In the last quarter century, biologists have made great strides towards understanding biology at the molecular scale. The human genome has been sequenced and the structures of many proteins, the molecular machines responsible for the function and structure of cells, have been solved. Single-molecule techniques and advances in microscopy have significantly changed the way in which biologists ask and answer questions. As biological measurements and techniques have become increasingly quantitative, they have allowed biologists to ask ever more quantitative questions: How do the molecular machines, which comprise the cell, function microscopically? Can we understand the design principles that govern the structure and function of biological systems on a microscopic scale? What role does the chaotic microscopic environment play in cellular function? One outcome of this new generation of quantitative biological questions is the need to greet quantitative experiments with models at a higher level of abstraction than the traditional cartoons of molecular biology. Our work centers on the interface between mathematical models of biological systems and this new generation of quantitative biological experiments.

To probe chromosome structure in vivo we built a collection of Ecoli strains that carry three spectrally-distinct fluorescently-labled genetic loci. The measurements of the locus distributions reveal that the Ecoli chromosome is precisely organized into a nucleoid filament, despite the long-standing assumption that the chromosome is well described by a polymer model. Loci in the body of the nucleoid show a precision of positioning within the cell of better than 10% the cell length. The precision of inter-locus positioning of genomically proximate loci was greater than just 4% of the cell length. The measured dependence of the precision of inter-locus position on genomic distance singles out intra-nucleoid interactions as the mechanism responsible for chromosome organization. From the magnitude of the precision of positioning, we infer the existence of an as-yet uncharacterized higher-order DNA organization in prokaryotic cells. We demonstrate that both the stochastic and average structure of the nucleoid is captured by a fluctuating elastic filament model.

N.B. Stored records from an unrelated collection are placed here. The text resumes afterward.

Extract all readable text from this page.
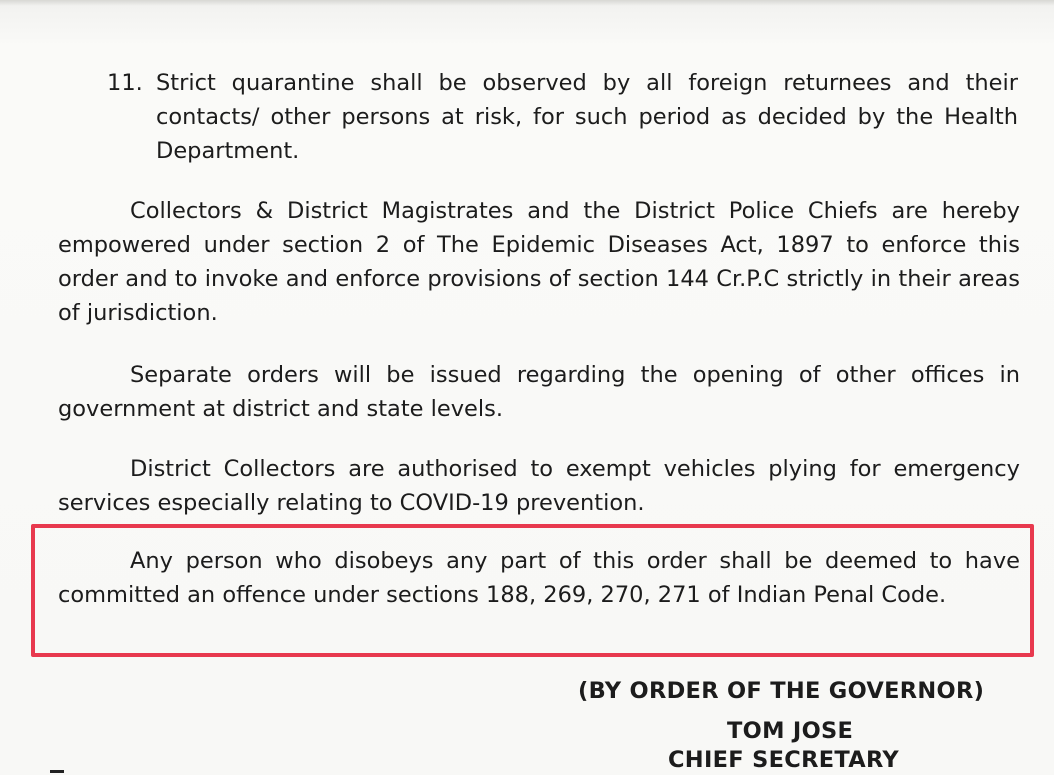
11. Strict quarantine shall be observed by all foreign returnees and their contacts/ other persons at risk, for such period as decided by the Health Department.

Collectors & District Magistrates and the District Police Chiefs are hereby empowered under section 2 of The Epidemic Diseases Act, 1897 to enforce this order and to invoke and enforce provisions of section 144 Cr.P.C strictly in their areas of jurisdiction.

Separate orders will be issued regarding the opening of other offices in government at district and state levels.

District Collectors are authorised to exempt vehicles plying for emergency services especially relating to COVID-19 prevention.

Any person who disobeys any part of this order shall be deemed to have committed an offence under sections 188, 269, 270, 271 of Indian Penal Code.

(BY ORDER OF THE GOVERNOR)
TOM JOSE
CHIEF SECRETARY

H-NS: Molecular bridging by flexible linkers. The bacterial nucleoid is structured by a large number of histone-like proteins called Nucleoid Associated Proteins (NAPs). NAPs share no structural homology with histones but play a dual regulatory and structural role in the prokaryotic cell. The two dominant modes of NAP function are DNA bending (HU, IHF) and bridging (H-NS). In collaboration with the Wuite Lab, we investigated the mechanism of H-NS-induced DNA bridging using two complementary single molecule assays: a dynamic optical-trap-driven unzipping assay and an equilibrium H-NS-mediated DNA-looping assay. To quantitatively analyze and compare these assays, we employ a novel theoretical framework that describes the bridging motif. The interplay between the experiments and our theoretical model not only infers the effective interaction free energy, the bridging conformation and the duplex-duplex spacing, but also reveals a second, unresolved, cis-binding mode that challenges our current understanding of the role of bridging proteins in chromatin structure. The cis-binding mode is expected to dramatically speed up the rate of nucleoid remodeling relative to proteins that bind in trans only. We expect that the theoretical framework for describing protein-mediated bridging will be applicable to proteins acting in chromatin and cytoskeletal organization.